Private sector IR35 plans come under fire
Rachel Muller-Heyndyk, March 06, 2019
The government has launched a consultation on IR35 in the private sector prompting criticism of the public sector roll-out
In its 2018 Budget the government announced its intention to enact the plans in April 2020, a delay to the original schedule. The latest consultation seeks to ensure the proposals are suitable for the private sector, it said.
The consultation states that it 'is intended to provide organisations and off-payroll workers with greater certainty around how the off-payroll working rules will operate from 6 April 2020 and the obligations and responsibilities of the various parties involved in the labour supply chain.'
It adds: ‘The government understands that many organisations will be keen to begin preparations and has therefore included in the education and support section of this document actions that affected organisations can take now to prepare for the reform.’
But critics have dismissed the consultation as a formality, expressing doubts over whether feedback will be listened to or acted on.
Seb Maley, CEO of Qdos, said that the reforms to IR35 in the public sector saw thousands of contractors taxed unfairly. He said that, despite this consultation, it looked at this stage like the government would approach the private sector roll-out similarly.
“As part of the IR35 consultation, the government promised to review the true impact of public sector reform. However, it still sees increased tax revenues as a sign of success and increased compliance. The thousands of contractors who have been forced inside IR35 without a fair assessment of their working arrangements and have therefore been overtaxed no doubt beg to differ," he said.
“Aside from making small companies exempt from private sector reform and the promise of making one or two other tweaks, incoming changes do – at this point in time – look very similar to the ones introduced in the public sector in 2017. Given public sector reform has not been a success, the information [now] released... makes it all the more important that private sector companies prepare for reform immediately and do not wholly rely on the taxman for support.”
Dave Chaplin, CEO and founder of ContractorCalculator, warned that the changes could be damaging to businesses: “How are firms going to assess the employment status of over 500,000 PSC [Personal Service Company] workers accurately, starting next month for those entering 12-month contracts? Time and time again we have told HMRC that rolling out the reforms is going to be hugely damaging for UK plc but our warnings and evidence to prove it have fallen on deaf ears," he said.
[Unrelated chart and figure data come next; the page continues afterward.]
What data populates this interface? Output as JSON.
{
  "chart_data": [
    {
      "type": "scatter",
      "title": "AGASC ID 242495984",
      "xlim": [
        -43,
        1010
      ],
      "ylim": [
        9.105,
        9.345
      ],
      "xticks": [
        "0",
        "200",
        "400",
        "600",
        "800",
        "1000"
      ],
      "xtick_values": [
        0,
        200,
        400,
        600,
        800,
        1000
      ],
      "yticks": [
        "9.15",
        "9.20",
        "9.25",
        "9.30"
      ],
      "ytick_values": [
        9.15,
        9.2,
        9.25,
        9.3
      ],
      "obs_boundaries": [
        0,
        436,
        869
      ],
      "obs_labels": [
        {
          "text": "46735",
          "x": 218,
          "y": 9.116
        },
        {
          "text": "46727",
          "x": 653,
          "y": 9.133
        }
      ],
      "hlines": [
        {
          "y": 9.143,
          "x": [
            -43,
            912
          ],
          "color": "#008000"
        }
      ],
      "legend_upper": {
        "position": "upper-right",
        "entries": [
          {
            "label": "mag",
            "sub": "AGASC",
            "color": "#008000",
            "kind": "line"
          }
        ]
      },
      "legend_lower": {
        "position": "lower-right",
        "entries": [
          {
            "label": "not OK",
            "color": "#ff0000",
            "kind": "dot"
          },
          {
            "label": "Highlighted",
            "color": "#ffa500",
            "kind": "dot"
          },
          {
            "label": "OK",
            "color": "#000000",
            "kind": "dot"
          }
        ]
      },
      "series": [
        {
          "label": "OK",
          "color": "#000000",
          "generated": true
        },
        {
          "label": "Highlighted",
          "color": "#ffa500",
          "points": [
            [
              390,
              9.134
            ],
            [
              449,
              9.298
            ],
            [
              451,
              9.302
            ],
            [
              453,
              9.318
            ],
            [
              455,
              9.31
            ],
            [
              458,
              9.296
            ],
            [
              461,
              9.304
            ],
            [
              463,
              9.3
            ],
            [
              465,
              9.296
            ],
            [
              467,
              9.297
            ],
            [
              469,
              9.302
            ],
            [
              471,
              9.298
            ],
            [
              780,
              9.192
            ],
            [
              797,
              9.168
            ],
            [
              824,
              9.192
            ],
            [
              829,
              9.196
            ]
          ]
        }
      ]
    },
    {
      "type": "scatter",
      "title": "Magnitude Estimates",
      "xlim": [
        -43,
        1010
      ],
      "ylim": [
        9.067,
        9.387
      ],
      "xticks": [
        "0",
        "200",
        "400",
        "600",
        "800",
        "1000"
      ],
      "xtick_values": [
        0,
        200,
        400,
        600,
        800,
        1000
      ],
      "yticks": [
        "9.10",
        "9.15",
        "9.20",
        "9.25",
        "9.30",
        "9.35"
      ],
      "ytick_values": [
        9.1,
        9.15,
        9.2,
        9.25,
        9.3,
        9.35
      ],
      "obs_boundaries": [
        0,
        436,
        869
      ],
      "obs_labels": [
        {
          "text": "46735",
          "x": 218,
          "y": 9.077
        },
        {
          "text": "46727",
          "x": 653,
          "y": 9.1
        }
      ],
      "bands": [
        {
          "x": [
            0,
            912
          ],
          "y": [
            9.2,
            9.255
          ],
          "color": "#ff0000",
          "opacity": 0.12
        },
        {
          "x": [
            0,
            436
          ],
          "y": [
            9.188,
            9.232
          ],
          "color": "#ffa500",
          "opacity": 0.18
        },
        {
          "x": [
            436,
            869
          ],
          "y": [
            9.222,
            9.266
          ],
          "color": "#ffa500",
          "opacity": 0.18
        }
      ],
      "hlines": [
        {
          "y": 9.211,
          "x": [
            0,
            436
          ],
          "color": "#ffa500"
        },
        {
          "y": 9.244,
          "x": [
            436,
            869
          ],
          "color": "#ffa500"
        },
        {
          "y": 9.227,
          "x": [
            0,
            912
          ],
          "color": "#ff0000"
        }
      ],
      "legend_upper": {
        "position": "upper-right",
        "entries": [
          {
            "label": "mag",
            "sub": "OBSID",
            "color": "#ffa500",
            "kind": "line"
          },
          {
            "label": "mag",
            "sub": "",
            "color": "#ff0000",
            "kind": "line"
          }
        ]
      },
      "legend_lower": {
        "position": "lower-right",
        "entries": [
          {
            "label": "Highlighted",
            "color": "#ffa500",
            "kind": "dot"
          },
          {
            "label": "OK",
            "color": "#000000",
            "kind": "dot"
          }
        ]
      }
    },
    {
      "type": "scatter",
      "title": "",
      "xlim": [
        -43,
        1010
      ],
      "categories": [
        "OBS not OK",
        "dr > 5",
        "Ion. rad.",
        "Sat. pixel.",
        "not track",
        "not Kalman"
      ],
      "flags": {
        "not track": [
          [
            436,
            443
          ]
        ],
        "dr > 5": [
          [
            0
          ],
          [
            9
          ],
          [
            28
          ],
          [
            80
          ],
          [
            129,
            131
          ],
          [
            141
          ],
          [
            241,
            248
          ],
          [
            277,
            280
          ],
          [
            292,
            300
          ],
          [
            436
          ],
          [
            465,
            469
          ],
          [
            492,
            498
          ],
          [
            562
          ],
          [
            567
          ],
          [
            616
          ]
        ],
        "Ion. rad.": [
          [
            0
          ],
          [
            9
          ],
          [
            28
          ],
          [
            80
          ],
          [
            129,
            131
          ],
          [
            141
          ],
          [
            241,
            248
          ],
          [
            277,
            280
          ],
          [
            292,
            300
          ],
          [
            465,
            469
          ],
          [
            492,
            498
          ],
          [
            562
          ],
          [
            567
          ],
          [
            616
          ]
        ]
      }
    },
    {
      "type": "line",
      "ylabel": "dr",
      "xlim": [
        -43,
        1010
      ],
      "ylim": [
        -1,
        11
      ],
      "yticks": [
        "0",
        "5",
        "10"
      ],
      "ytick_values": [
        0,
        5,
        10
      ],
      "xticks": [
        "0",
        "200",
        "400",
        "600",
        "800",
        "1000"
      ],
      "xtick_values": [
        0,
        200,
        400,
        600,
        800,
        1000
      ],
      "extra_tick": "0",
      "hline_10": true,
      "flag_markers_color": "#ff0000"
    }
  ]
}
Chaplin added that companies may struggle to hire on-demand contingent workers without a ‘considerable’ tax risk as a result of the new rules.
“This could encourage companies to hire off-shore talent based in markets outside of the UK where the threat of tax risk is not part of their day-to-day operations… The off-payroll rules impose a significant barrier to business growth and a threat to the future prosperity of the UK economy. This legislation effectively raises a sign to entrepreneurs saying 'do not start a company here.'"
As an alternative, he proposed a separate off-payroll tax for contingent workers. “If the government wants to raise tax from the flexible workforce, who work off-payroll, they should simply introduce a new simple off-payroll tax, payable by every firm that hires contingent workers, and discontinue their misguided crackdown on their concept of 'disguised employment'," he said. "With Brexit on the horizon, more uncertainty in the shape of the off-payroll tax will be disastrous.”
Rhiannon Kinghall Were, head of tax policy at Macfarlanes, said that HR should work with tax and legal professionals ahead of 2020: “Businesses will use contractors differently depending on their needs. There are different caveats in determining employee status under IR35, so HR should work in conjunction with the tax department to make sure they get this right. Similarly if a business were to decide that a contractor is an employee for tax purposes, there will be legal implications that come with it,” she told HR magazine.
“These changes are set to come into force in 2020, but if a company starts using a contractor in the next few months, they would fall under the new rules. So we'd definitely recommend that HR starts thinking about these changes sooner rather than later.”